Secondly, and perhaps more importantly, even if adoption increases, the UK’s EV charging network leaves much to be desired. The UK still places behind the Netherlands, France and Germany in terms of its number of public charge points, and it needs to drastically improve its number of points per EV as demand grows. A briefing produced by the Policy Exchange think tank suggests that in order to prepare for the new 2030 target, new charge points need to be installed at a rate of 35,000 per year, up from the current average of 7000.
Simply installing a number of charge points in densely populated areas won’t work either. Business fleets and drivers in rural locations will all need to have a consistent approach across the whole of the UK if they are to seriously consider EVs. In addition, in order to incentivise consumers, they will need to be convinced that the vehicle will be suitable not only for short trips to and from the shops, but longer trips, too.
As part of its November 2020 announcement, the UK Government pledged £1.3 billion to accelerate the roll-out of charge points – a headache-inducing figure. Yet in January 2021, it announced a pitiful £20 million fund for councils to create on-street charge points by April 2022, providing funding for 8000 on-street chargers. This clearly falls short of the accelerated rollout that is needed.

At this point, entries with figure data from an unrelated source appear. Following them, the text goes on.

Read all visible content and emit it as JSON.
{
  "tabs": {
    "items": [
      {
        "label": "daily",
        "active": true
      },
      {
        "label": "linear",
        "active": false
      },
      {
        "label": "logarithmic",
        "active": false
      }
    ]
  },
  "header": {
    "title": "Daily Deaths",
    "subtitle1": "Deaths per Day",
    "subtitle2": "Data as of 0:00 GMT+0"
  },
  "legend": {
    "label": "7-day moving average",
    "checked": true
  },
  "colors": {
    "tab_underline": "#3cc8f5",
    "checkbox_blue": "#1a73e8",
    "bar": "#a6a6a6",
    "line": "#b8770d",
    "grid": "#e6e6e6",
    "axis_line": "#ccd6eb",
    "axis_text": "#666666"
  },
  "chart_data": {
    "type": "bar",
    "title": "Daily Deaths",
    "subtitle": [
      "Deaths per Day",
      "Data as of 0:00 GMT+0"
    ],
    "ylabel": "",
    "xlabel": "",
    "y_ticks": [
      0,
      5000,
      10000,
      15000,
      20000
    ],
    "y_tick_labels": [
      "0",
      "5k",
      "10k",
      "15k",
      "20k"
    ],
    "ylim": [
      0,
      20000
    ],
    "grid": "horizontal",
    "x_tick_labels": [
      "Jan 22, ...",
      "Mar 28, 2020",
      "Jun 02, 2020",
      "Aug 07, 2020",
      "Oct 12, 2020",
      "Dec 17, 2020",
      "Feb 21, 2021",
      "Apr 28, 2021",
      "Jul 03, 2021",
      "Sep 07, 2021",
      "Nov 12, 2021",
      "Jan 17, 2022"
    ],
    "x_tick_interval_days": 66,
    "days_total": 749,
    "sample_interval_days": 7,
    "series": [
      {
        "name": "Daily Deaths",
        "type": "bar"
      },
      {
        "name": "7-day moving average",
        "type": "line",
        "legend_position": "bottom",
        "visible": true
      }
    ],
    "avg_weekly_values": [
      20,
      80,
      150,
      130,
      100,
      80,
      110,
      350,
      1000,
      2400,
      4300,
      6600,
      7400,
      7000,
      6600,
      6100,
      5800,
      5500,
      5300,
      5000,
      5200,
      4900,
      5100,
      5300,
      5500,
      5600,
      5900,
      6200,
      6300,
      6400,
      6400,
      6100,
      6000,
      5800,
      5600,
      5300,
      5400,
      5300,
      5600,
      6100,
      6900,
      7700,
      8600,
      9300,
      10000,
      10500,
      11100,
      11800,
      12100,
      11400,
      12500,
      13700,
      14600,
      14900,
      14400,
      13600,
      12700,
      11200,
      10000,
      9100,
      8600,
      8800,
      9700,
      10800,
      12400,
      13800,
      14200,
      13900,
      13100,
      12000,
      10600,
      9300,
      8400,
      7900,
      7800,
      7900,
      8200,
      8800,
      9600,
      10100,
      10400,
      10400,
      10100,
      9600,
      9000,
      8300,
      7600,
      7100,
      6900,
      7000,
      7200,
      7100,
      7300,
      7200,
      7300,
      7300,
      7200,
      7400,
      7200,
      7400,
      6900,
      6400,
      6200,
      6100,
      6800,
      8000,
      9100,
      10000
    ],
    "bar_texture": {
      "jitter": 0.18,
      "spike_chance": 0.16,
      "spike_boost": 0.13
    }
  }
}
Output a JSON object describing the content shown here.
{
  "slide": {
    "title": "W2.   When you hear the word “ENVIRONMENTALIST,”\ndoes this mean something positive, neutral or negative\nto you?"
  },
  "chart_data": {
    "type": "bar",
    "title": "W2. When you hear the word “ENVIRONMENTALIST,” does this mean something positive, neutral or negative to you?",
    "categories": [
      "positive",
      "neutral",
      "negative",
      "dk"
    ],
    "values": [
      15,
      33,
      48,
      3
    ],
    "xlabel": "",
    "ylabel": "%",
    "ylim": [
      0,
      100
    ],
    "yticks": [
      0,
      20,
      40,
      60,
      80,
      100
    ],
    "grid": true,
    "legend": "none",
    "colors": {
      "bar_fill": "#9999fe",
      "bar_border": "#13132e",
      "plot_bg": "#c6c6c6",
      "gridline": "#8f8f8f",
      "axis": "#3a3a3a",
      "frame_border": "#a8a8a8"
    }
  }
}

The Government needs to add to its commitment by bringing business on board, creating better incentives for businesses to install charge points for employees and customers, as well as incentivising them to electrify their own fleets as much as possible.
This Government claims big ambitions when it comes to the electric vehicle revolution, but consumers and businesses alike must hold them to account on their promises. The UK must step up its game in the net-zero challenge – and electric vehicles must be a part of that solution.